I have a prediction model that outputs a probability that the result of an invasive test alters management, using predictors that are easily obtainable before a decision to perform the invasive test is made. Most of the predictor variables are continuous and I have included them as four knot restricted cubic splines. The model calibrates extremely well on bootstrapped internal validation. After external validation, I intend to provide the model as an online calculator.
I want to be able to warn users when the inputted data are at the extremes of the parameter space, i.e. when the particular combination of inputted parameters was extremely rare or never seen in the derivation set.
The easiest solution is to warn the user when individual predictors are at the extremes of the range in the derivation and validation datasets.
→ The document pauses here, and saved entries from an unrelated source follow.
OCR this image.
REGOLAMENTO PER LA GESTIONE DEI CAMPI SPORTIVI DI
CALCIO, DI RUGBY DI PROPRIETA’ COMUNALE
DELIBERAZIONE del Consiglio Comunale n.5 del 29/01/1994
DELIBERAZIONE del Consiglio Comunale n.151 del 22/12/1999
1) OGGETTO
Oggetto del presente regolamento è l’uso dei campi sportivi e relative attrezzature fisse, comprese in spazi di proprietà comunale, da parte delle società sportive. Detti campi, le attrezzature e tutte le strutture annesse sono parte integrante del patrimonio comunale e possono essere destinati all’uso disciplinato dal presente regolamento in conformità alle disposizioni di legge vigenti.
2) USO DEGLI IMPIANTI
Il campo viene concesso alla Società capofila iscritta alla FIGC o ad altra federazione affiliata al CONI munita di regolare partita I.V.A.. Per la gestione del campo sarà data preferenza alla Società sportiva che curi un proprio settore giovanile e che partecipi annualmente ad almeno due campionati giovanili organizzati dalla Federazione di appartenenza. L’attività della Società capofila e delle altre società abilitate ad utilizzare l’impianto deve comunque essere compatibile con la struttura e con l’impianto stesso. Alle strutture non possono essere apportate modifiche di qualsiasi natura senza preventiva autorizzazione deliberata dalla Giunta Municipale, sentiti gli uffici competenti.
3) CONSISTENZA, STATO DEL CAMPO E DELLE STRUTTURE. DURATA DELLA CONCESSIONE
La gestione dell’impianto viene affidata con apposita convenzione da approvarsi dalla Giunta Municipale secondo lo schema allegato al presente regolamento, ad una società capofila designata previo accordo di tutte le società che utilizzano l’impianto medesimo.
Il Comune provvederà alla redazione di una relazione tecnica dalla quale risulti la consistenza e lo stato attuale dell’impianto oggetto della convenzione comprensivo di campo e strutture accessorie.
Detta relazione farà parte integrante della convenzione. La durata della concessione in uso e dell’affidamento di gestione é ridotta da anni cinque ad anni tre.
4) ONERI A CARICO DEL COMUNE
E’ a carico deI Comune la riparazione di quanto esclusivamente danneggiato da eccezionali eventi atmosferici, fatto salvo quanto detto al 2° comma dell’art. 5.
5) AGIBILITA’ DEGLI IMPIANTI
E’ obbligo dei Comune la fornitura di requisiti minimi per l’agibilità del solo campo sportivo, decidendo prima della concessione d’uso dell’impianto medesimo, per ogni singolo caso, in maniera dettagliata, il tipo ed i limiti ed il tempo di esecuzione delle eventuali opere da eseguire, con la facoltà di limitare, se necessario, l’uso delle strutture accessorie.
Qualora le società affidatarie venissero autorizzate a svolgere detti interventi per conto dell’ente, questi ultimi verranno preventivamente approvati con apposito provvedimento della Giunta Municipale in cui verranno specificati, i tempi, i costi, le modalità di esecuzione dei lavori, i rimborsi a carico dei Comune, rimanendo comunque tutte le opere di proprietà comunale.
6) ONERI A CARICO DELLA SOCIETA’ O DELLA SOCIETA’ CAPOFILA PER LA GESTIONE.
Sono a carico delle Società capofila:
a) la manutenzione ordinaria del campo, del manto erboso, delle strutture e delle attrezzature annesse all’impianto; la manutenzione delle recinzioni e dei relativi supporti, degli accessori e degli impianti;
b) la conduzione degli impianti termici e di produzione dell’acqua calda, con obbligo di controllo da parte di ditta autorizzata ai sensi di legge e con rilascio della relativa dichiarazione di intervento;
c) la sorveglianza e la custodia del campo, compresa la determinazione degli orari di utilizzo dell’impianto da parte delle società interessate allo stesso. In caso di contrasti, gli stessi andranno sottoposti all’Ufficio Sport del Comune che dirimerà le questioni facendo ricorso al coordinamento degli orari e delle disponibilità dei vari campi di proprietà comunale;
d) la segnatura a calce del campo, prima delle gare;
This is in fact already implemented. But this does nothing for the problem of unusual combinations. One way is to provide the confidence interval of the predicted probability for the combination, which tends to be wide for unusual combinations, but I fear that clinicians will interpret the confidence intervals incorrectly and that this confusion will lead to wrong decisions, on average, given the result. Next I thought I could write a script that checks how many individuals in the derivation set had predictor values within a certain range of the inputted values, and the calculator could provide a statement such as: “Warning: ≤1% of individuals in the derivation set had a combination of values similar to those that were inputted”. However, I don’t like this approach both because the chosen range would always be arbitrary, and there is really nothing to say that a rare combination would result in invalid inference.
Is this a problem other groups have tackled and if so, what solutions were found?